Дом учителя - Березко Георгий Сергеевич 3 стр.


3

А пока что на окраинной улочке прифронтового городка, в Доме учителя, в этом райском приюте, что был подарен напоследок Виктору Константиновичу, происходили новые чудеса…

Скинув на пол возле койки свой мешок, ныне уж армейский, форменный, прислонив к изголовью винтовку, Истомин сел и отвалился к спинке стула - он жаждал хотя бы немного побыть в неподвижности. Было отрадно тихо и свободно… Деятельный Веретенников, раздражавший Виктора Константиновича изобилием своей энергии, отправился к хозяйке звонить по телефону, договариваться с местными властями; молчаливый поляк со странной фамилией Осенка возобновил у себя в углу прерванное занятие - пришивал пуговицу к рубашке; Сергей Алексеевич, учитель, читал свою толстую книгу.

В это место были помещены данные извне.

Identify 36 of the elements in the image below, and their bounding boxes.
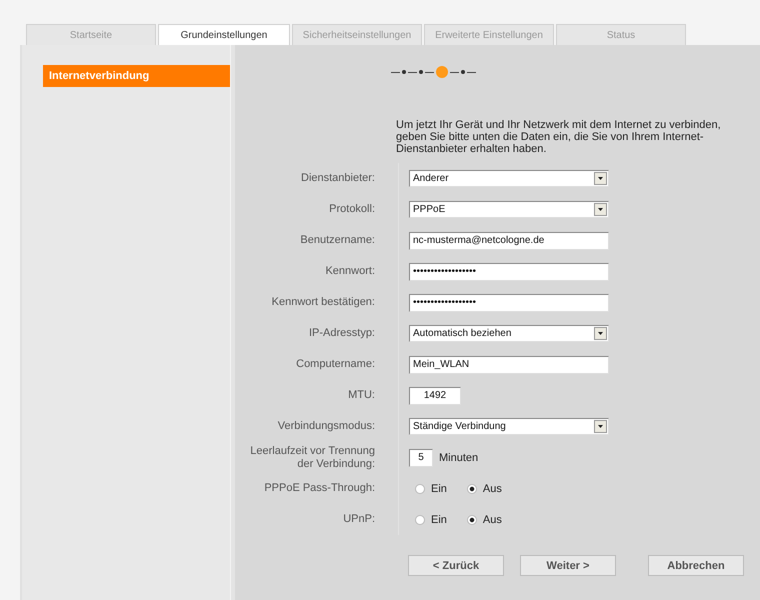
- field-label: Dienstanbieter:: [235, 163, 399, 194]
- radio-button[interactable]: [466, 484, 477, 494]
- field-label: Kennwort bestätigen:: [235, 287, 399, 318]
- dropdown[interactable]: Anderer: [409, 170, 609, 187]
- field-label: IP-Adresstyp:: [235, 318, 399, 349]
- input-field[interactable]: ••••••••••••••••••: [409, 262, 609, 280]
- radio-button[interactable]: [415, 484, 425, 494]
- wizard-button[interactable]: Weiter >: [520, 555, 616, 576]
- dropdown[interactable]: PPPoE: [409, 201, 609, 218]
- radio-button[interactable]: [415, 514, 425, 524]
- field-label: Verbindungsmodus:: [235, 411, 399, 442]
- input-field[interactable]: ••••••••••••••••••: [409, 294, 609, 312]
- input-field[interactable]: Mein_WLAN: [409, 356, 609, 374]
- field-label: Leerlaufzeit vor Trennung der Verbindung:: [235, 442, 399, 473]
- radio-label: Ein: [431, 514, 447, 526]
- radio-label: Aus: [482, 514, 502, 526]
- input-field[interactable]: 1492: [409, 386, 461, 404]
- field-label: Kennwort:: [235, 256, 399, 287]
- radio-button[interactable]: [466, 514, 477, 524]
- field-label: UPnP:: [235, 504, 399, 535]
- input-field[interactable]: 5: [409, 448, 433, 466]
- field-label: Computername:: [235, 349, 399, 380]
- wizard-button[interactable]: < Zurück: [408, 555, 504, 576]
- dropdown[interactable]: Automatisch beziehen: [409, 325, 609, 342]
- unit-label: Minuten: [439, 452, 478, 464]
- wizard-button[interactable]: Abbrechen: [648, 555, 744, 576]
- field-label: PPPoE Pass-Through:: [235, 473, 399, 504]
- field-label: MTU:: [235, 380, 399, 411]
- radio-label: Ein: [431, 482, 447, 494]
- input-field[interactable]: nc-musterma@netcologne.de: [409, 232, 609, 250]
- tab[interactable]: Grundeinstellungen: [158, 24, 290, 45]
- dropdown[interactable]: Ständige Verbindung: [409, 418, 609, 435]
- radio-label: Aus: [482, 482, 502, 494]
- field-label: Benutzername:: [235, 225, 399, 256]
- field-label: Protokoll:: [235, 194, 399, 225]
- intro-text: Um jetzt Ihr Gerät und Ihr Netzwerk mit dem Internet zu verbinden, geben Sie bitte unten die Daten ein, die Sie von Ihrem Internet-Dienstanbieter erhalten haben.: [396, 119, 722, 155]
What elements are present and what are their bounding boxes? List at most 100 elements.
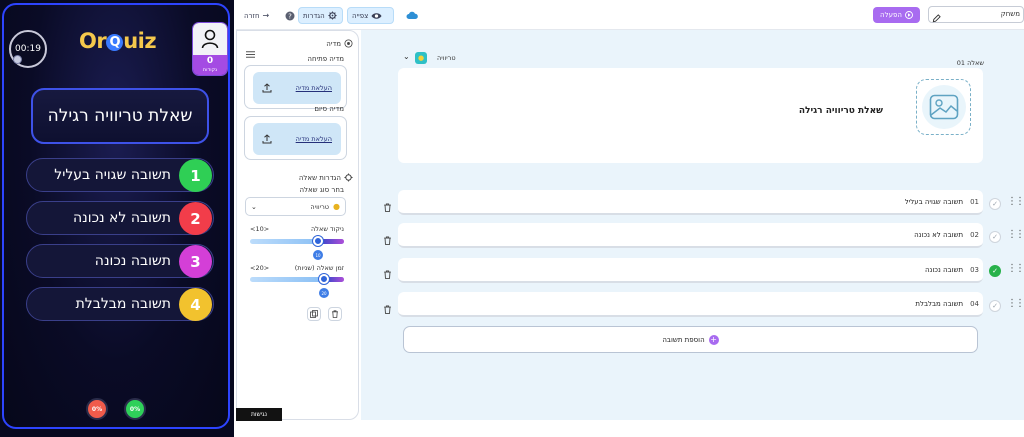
back-label: חזרה bbox=[244, 11, 260, 20]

Вдруг слуха Виктора Константиновича коснулась музыка… Сперва это было несколько неопределенных созвучий, из тех, что пианист берет, только присев к инструменту, то ли проверяя таким образом его настройку, то ли чтобы "настроиться" самому. Но затем послышался Шопен - и не грампластинка с ее постоянным змеиным шипением, и не радиопередача, в которой неизбежно утрачиваются оттенки, а живая музыка!.. Кто-то рядом, в том прелестном зальце, играл на пианино, играл мастерски и словно бы специально для него, Истомина, хорошо помнившего эту пьесу. Ее когда-то играла его жена - по насколько хуже, с ученической, робкой добросовестностью! То был один из шопеновских полонезов, удивительный, единственный в своем роде танец скорби, танец-жалоба, понятный, как речь. И только сейчас, в исполнении неизвестного музыканта, Виктор Константинович так ясно, так отчетливо эту жалобу расслышал! Он никогда не пытался даже для себя пересказывать музыку - если бы ее можно было пересказать словами, она не была бы музыкой. И все же, когда Шопен писал свой полонез, он и вправду оплакивал могилы своей Польши, ее опустевшие фольварки, ее мертвых героев. А невидимый пианист за стеной горевал сегодня вместе с Шопеном о новых ее мучениках, новых могилах.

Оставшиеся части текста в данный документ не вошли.